Del Brutto Victor J, Gornik Heather L, Rundek Tatjana
Department of Neurology, Miller School of Medicine, University of Miami, Miami, FL, USA.
Department of Cardiovascular Medicine, University Hospitals Harrington Heart and Vascular Institute, Cleveland, OH, USA.
Ann Transl Med. 2020 Oct;8(19):1270. doi: 10.21037/atm-20-1188a.
The risk of new or recurrent stroke is high among patients with extracranial carotid artery stenosis and the benefit of carotid revascularization is associated to the degree of luminal stenosis. Catheter-based digital subtraction angiography (DSA) as the diagnostic gold-standard for carotid stenosis (CS) has been replaced by non-invasive techniques including duplex ultrasound, computed-tomography angiography, and magnetic resonance angiography (MRA). Duplex ultrasound is the primary noninvasive diagnostic tool for detecting, grading and monitoring of carotid artery stenosis due to its low cost, high resolution, and widespread availability. However, as discussed in this review, there is a wide range of practice patterns in use of ultrasound diagnostic criteria for carotid artery stenosis. To date, there is no internationally accepted standard for the gradation of CS. Discrepancies in ultrasound criteria may result in clinically relevant misclassification of disease severity leading to inappropriate referral, or lack of it, to revascularization procedures, and potential for consequential adverse outcome. The Society of Radiologists in Ultrasound (SRU), either as originally outlined or in a modified form, are the most common criteria applied. However, such criteria have received criticism for relying primarily on peak systolic velocities, a parameter that when used in isolation could be misleading. Recent proposals rely on a multiparametric approach in which the hemodynamic consequences of carotid narrowing beyond velocity augmentation are considered for an accurate stenosis classification. Consensus criteria would provide standardized parameters for the diagnosis of CS and considerably improve quality of care. Accrediting bodies around the world have called for consensus on unified criteria for diagnosis of CS. A healthy debate between professionals caring for patients with CS regarding optimal CS criteria still continues.
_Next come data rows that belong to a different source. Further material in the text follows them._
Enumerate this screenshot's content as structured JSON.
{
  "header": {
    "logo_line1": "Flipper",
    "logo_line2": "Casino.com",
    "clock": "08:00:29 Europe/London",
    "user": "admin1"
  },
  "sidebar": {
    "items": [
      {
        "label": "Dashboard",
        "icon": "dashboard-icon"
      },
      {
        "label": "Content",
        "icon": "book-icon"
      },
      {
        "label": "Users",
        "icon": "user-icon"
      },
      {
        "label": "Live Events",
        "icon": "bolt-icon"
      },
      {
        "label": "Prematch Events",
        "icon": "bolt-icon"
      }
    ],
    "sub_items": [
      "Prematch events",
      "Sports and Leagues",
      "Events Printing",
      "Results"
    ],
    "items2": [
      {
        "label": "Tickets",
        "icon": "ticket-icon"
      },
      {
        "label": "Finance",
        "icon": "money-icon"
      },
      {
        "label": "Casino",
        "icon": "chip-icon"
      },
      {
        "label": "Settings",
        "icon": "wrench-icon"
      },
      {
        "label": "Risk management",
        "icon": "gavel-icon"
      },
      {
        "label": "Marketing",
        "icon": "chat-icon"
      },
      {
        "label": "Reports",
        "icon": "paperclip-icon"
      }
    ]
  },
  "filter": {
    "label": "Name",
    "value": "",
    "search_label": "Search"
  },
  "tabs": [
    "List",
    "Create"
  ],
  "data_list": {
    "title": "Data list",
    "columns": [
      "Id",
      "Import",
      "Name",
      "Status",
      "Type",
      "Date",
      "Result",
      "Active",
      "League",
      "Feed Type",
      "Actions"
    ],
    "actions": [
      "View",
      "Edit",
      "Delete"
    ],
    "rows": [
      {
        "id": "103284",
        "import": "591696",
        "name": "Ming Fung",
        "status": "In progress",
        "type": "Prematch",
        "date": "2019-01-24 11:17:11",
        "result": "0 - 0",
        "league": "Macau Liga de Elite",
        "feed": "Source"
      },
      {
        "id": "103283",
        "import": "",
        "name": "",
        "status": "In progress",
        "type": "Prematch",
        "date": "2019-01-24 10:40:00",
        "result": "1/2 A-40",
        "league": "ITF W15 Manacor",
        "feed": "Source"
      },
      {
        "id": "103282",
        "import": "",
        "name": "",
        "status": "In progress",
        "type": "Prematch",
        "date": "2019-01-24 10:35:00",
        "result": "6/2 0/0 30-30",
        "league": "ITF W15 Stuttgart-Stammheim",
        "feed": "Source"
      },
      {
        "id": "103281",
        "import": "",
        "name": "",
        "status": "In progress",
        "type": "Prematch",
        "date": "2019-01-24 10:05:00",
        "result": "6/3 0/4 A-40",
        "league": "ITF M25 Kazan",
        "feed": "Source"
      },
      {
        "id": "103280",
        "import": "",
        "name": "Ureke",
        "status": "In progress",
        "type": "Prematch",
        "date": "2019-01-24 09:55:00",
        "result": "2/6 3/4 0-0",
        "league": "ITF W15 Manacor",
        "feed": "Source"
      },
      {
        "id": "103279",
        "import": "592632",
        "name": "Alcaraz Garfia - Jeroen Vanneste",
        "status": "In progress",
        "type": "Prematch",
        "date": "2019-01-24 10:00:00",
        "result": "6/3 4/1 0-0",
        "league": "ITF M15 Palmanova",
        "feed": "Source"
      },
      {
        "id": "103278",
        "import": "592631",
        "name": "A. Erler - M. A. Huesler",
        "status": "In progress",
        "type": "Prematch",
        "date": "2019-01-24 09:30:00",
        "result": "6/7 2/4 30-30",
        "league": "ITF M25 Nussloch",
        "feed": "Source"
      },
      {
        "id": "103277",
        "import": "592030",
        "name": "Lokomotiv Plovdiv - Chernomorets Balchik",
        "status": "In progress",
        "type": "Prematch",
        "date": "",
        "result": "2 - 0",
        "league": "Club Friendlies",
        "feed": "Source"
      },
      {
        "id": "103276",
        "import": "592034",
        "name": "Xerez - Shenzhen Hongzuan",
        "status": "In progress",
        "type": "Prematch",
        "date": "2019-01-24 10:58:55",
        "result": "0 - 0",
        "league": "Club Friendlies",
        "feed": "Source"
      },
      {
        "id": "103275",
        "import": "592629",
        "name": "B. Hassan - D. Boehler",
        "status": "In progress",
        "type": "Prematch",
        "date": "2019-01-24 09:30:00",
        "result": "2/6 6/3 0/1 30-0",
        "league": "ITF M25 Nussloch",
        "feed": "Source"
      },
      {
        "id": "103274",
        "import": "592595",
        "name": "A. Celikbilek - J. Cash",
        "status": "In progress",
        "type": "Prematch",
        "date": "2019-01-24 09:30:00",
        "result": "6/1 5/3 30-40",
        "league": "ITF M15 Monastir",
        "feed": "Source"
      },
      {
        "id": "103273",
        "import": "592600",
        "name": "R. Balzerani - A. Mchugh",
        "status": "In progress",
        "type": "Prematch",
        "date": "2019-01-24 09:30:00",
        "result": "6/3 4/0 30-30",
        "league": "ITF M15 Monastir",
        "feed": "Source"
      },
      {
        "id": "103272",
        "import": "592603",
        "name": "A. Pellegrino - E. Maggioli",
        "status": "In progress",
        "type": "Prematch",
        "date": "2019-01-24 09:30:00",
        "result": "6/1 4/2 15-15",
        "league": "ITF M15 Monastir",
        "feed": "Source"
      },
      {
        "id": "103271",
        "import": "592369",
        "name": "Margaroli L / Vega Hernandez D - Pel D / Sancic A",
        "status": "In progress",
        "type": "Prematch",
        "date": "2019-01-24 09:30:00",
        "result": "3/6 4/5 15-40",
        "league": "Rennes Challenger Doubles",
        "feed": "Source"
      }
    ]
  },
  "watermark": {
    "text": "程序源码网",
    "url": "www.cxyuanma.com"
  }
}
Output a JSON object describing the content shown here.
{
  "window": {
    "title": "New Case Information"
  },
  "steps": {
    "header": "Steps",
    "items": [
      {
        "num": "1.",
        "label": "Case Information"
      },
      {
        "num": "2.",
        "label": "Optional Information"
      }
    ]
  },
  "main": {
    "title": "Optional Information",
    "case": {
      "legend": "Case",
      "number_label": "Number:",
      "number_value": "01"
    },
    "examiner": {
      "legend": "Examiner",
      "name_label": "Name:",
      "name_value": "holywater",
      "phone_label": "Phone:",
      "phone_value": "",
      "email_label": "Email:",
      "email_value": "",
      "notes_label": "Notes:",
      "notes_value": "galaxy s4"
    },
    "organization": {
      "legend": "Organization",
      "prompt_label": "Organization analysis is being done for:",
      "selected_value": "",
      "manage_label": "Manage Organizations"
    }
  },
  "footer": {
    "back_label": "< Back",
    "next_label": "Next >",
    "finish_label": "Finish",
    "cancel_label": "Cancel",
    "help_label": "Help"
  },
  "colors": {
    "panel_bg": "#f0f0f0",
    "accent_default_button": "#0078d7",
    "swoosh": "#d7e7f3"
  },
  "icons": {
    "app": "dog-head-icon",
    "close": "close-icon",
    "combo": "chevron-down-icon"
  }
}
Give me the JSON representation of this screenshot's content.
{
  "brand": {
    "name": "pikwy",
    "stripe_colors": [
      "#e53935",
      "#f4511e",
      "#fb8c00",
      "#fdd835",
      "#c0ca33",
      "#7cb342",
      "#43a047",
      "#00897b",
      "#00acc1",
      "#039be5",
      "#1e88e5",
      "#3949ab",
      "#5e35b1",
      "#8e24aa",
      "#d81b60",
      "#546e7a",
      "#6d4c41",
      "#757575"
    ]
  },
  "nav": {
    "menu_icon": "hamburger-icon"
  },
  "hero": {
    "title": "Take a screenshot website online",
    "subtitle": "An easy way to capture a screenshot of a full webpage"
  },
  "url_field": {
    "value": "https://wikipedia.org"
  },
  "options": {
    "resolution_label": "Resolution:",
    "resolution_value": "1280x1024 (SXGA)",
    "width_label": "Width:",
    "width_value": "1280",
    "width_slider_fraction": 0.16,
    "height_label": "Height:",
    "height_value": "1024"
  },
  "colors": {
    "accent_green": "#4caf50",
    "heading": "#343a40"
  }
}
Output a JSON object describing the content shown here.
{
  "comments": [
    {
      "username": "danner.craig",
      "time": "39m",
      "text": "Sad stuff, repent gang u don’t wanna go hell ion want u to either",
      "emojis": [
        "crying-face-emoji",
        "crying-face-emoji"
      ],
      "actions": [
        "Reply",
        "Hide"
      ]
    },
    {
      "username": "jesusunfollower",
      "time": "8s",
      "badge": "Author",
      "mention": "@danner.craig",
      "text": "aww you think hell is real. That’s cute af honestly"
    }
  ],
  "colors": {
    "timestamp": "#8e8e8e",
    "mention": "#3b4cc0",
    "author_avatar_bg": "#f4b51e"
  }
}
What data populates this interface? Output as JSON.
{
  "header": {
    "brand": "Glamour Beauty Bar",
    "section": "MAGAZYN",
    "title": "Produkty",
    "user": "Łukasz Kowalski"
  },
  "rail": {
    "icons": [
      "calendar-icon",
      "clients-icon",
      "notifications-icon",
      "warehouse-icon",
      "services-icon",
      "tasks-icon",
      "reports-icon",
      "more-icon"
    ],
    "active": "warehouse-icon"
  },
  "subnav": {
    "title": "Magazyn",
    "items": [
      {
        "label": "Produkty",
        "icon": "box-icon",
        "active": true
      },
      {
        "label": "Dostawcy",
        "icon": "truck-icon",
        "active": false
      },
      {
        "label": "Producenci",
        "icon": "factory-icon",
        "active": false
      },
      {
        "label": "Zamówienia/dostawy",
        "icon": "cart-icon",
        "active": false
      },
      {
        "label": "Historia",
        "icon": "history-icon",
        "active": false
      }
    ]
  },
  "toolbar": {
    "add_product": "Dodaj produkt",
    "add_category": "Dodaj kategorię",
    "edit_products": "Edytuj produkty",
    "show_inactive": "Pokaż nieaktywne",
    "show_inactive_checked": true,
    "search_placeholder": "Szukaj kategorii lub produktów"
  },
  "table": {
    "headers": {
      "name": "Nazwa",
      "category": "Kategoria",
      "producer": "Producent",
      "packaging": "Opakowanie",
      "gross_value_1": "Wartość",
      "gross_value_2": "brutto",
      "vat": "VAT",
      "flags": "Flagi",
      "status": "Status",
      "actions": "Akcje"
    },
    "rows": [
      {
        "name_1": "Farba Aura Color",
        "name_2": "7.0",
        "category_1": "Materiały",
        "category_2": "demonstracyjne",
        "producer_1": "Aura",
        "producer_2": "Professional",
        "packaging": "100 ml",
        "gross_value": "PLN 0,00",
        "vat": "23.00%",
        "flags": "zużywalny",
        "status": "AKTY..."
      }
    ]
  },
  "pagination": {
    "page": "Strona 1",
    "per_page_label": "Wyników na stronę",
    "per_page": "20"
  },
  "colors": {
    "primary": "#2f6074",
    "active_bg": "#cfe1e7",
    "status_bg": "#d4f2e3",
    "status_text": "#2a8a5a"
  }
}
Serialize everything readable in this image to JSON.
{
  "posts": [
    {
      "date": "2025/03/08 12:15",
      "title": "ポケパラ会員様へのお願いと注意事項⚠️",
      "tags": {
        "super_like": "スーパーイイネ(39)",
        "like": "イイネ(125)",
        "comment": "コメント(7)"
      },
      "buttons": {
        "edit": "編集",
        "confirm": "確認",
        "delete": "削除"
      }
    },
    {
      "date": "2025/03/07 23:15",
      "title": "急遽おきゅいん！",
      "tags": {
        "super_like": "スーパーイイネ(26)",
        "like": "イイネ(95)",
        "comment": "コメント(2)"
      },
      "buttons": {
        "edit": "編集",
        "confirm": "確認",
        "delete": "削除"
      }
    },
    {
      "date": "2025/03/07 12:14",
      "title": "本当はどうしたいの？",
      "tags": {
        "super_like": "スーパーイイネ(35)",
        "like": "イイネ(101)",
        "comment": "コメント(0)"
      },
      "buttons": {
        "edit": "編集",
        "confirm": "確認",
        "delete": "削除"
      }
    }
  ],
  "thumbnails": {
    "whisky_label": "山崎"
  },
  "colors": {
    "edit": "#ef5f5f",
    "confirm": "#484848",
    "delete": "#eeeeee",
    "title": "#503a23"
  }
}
颅外颈动脉狭窄患者发生新发或复发性卒中的风险很高,而颈动脉血运重建的益处与管腔狭窄程度相关。基于导管的数字减影血管造影(DSA)作为颈动脉狭窄(CS)的诊断金标准,已被包括双功超声、计算机断层血管造影和磁共振血管造影(MRA)在内的非侵入性技术所取代。双功超声因其成本低、分辨率高且广泛可用,是检测、分级和监测颈动脉狭窄的主要非侵入性诊断工具。然而,正如本综述所讨论的,在使用颈动脉狭窄的超声诊断标准方面存在广泛的实践模式。迄今为止,尚无国际公认的CS分级标准。超声标准的差异可能导致疾病严重程度在临床上出现相关的错误分类,从而导致不适当的转诊或未能转诊至血运重建手术,并可能产生相应的不良后果。超声放射学会(SRU)的标准,无论是最初概述的还是修改后的,都是最常用的标准。然而,这些标准因主要依赖收缩期峰值流速而受到批评,该参数单独使用时可能会产生误导。最近的提议依赖于多参数方法,其中考虑了除流速增加之外颈动脉狭窄的血流动力学后果,以进行准确的狭窄分类。共识标准将为CS的诊断提供标准化参数,并显著提高医疗质量。世界各地的认证机构呼吁就CS诊断的统一标准达成共识。在照顾CS患者的专业人员之间,关于最佳CS标准的健康辩论仍在继续。